The command format is as follows:
Iptables-m state -- state [!] State [, state]
State indicates a list separated by commas (,). The connection status can be as follows:
NEW: this package wants to start a connection (reconnect or redirect the connection ).
RELATED: this package belongs to a new connection established by a established connection. For example, there is a RELATED relationship between the FTP data transmission connection and the control connection.
ESTABLISHED: the package belongs to a ESTABLISHED connection.
INVALID: this package does not match any connection. These packages are usually dropped.
For example:
[Root @ redhatlinux9 root] # iptables-a input-m state -- state RELATED, ESTABLISHED
(Match the established connection or the new connection established by the established connection.
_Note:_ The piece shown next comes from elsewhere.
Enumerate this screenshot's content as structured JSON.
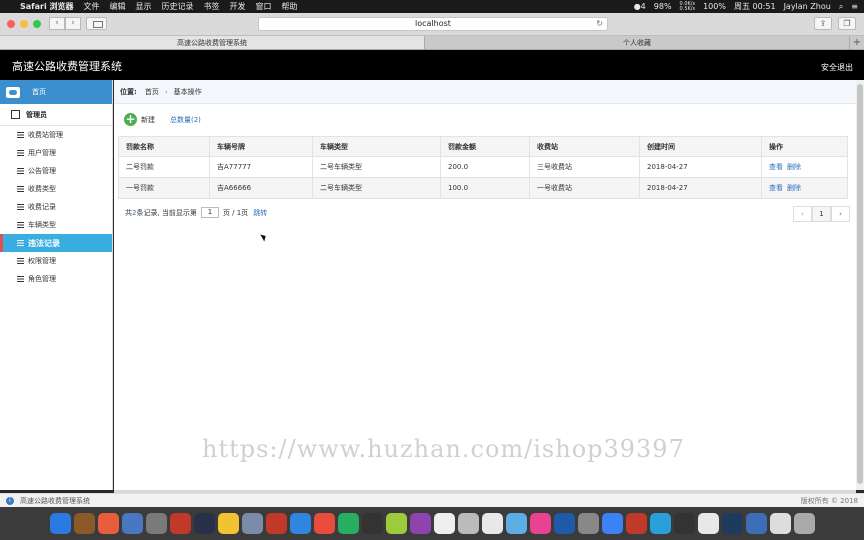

Match All TCP response packets)
[Root @ redhatlinux9 root] # iptables-a input-m state -- state NEW-I! Eth0
(Match all connection request packets from non-eth0 interfaces)
The following is a typical connection trace in Passive FTP connection mode.
[Root @ redhatlinux9 root] # iptables-a input-p tcp -- sport 1024: -- dport 1024:-m state -- state ESTABLISHED-j ACCEPT
[Root @ redhatlinux9 root] # iptables-a output-p tcp -- sport 1024: -- dport 1024:-m state -- state ESTABLISHED, RELATED-j ACCEPT
The following is a typical connection trace in Active FTP connection mode.
[Root @ redhatlinux9 root] # iptables-a input-p tcp -- sport 20-m state -- state ESTABLISHED, RELATED-j ACCEPT
[Root @ redhatlinux9 root] # iptables-a input-p tcp -- dport 20-m state -- state ESTABLISHED-j ACCEPT
The content source of this page is from Internet, which doesn't represent Alibaba Cloud's opinion;
products and services mentioned on that page don't have any relationship with Alibaba Cloud. If the
content of the page makes you feel confusing, please write us an email, we will handle the problem
within 5 days after receiving your email.
If you find any instances of plagiarism from the community, please send an email to:
info-contact@alibabacloud.com
and provide relevant evidence. A staff member will contact you within 5 working days.